Afbeelding

Gebroken

Opinie

Het halve land host in een menselijke sliert achter elkaar en jij raapt je eerste gebroken hart bij elkaar, ik weet niet wat ik doen moet en haal chocola; karamel zeezout bij gemis, voor wie voor het eerst concludeert dat liefde soms niet genoeg is. De pauzes tussen je huilbuien worden mettertijd iets langer en leegte kleurt je wangen. In je ogen zie ik waterige neutraliteit. ‘Laat het maar zijn’, zeg ik en dat je het goed doet. Hoe je dit aangaat en laat gaan, dat het helpt en helen zal en zoveel dapperder is nog dan een boze waan.

Wat zou ik dit graag namens jou dragen, maar wat is het ook een mooi proces om deze pijn, mettertijd, bitterzoete herinneringen te laten zijn. Om dit af te pellen tot een kern van beginnende levenswijsheid, omdat je soms meer waard bent dan je krijgt en daar geen genoegen mee hoeft te nemen. Of tenminste, nu nog niet. Jij googelt ondertussen of het wel klopt dat je zoveel zeer hebt ondanks eigen initiatief en dat vind ik ontwapend lief; dat je online handvatten zoekt om je aan vast te houden, het is voor het eerst dat je zoveel van een lief hebt gehouden. Het is een risico, schat. Het verschil tussen wie durft te springen of valt.

Met je zusje zoek ik, ter verzachting, een dinoknuffel voor je uit. Ze liep al, ter afleiding, met een prentenboek voor je uit, want ze dacht dat het je zou helpen die aan haar voor te lezen. We gniffelden er samen om, al verschuilt je humor zich wel een beetje op de achtergrond. Ook daar hebben we om gelachen; om hoe je, overbevolkt door anderzijds, niet meer ad rem genoeg lijkt. ‘Ik ben zelfs niet meer grappig’, zei je. En je was ook even niet meer woke genoeg om je tegen mijn opzettelijke platvloers zijn te verzetten, dat vond ik dan wel weer verademend.

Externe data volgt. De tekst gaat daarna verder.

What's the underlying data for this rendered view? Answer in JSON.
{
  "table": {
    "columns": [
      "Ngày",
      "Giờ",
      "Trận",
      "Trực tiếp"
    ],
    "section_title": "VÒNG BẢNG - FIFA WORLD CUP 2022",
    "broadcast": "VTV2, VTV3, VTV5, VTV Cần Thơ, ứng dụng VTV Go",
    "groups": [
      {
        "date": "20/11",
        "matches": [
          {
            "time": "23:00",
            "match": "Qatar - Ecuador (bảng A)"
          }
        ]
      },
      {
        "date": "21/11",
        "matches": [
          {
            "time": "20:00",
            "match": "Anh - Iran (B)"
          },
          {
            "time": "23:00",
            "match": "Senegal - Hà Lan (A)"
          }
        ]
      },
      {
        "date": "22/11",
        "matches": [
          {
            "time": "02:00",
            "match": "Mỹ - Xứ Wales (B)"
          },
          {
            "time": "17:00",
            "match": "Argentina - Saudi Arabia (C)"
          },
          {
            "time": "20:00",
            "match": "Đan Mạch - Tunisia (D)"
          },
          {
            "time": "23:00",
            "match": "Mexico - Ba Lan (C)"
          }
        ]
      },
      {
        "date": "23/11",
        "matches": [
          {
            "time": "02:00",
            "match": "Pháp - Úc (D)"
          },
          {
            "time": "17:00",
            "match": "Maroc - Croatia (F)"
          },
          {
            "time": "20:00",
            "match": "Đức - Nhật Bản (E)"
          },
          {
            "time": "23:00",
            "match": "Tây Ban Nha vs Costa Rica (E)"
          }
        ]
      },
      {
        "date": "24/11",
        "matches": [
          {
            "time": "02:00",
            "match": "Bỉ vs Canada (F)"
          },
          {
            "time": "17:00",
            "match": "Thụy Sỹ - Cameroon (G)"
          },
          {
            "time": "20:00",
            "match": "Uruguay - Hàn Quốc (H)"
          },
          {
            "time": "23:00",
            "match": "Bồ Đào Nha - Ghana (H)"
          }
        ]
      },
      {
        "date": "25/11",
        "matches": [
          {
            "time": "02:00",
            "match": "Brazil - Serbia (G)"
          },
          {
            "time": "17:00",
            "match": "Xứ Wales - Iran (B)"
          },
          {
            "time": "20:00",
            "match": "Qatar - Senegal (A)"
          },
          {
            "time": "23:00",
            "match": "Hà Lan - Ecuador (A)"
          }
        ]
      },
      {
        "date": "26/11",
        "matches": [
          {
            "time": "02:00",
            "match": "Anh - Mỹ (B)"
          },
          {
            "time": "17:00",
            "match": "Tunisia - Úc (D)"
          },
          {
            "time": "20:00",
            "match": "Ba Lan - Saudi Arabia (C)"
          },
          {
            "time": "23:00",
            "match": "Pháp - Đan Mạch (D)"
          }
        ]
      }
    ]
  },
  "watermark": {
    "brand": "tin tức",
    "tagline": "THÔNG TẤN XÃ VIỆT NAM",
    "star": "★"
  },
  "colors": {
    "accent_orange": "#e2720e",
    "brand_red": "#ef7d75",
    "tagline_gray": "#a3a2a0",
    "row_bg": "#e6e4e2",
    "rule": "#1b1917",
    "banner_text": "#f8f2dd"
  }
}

Onderwijl blijven we doorademen, wetend dat je tranen moet bijvullen; met spraakwater, verhalen en dansjes. Plots stond je weer op en deed je mee, met ledematen van elastiek, een smalle grimas en voeten zonder richting. Er bleek nog bodem onder wie je bent, geaard door puzzelstukken die we langzaam bijeen rapen, al dansend plakken we jouw flarden tegen je tranen, word je weer heel, of ‘anders’ heel in elk geval. Voor ons ben je altijd compleet genoeg om helemaal van te houden. Dat gun ik je, kind. Dat je dat ook buiten deze muren vindt.

En ondertussen zal ik, voor de zekerheid, aangedane tranen plengen. Ze met de jouwe aanlengen, wanneer je niet kijkt, gewoon voor de zekerheid. Misschien maakt het de stroom lichter, of in elk geval zouter; zodat je niet ondergaan zult, maar drijven kunt.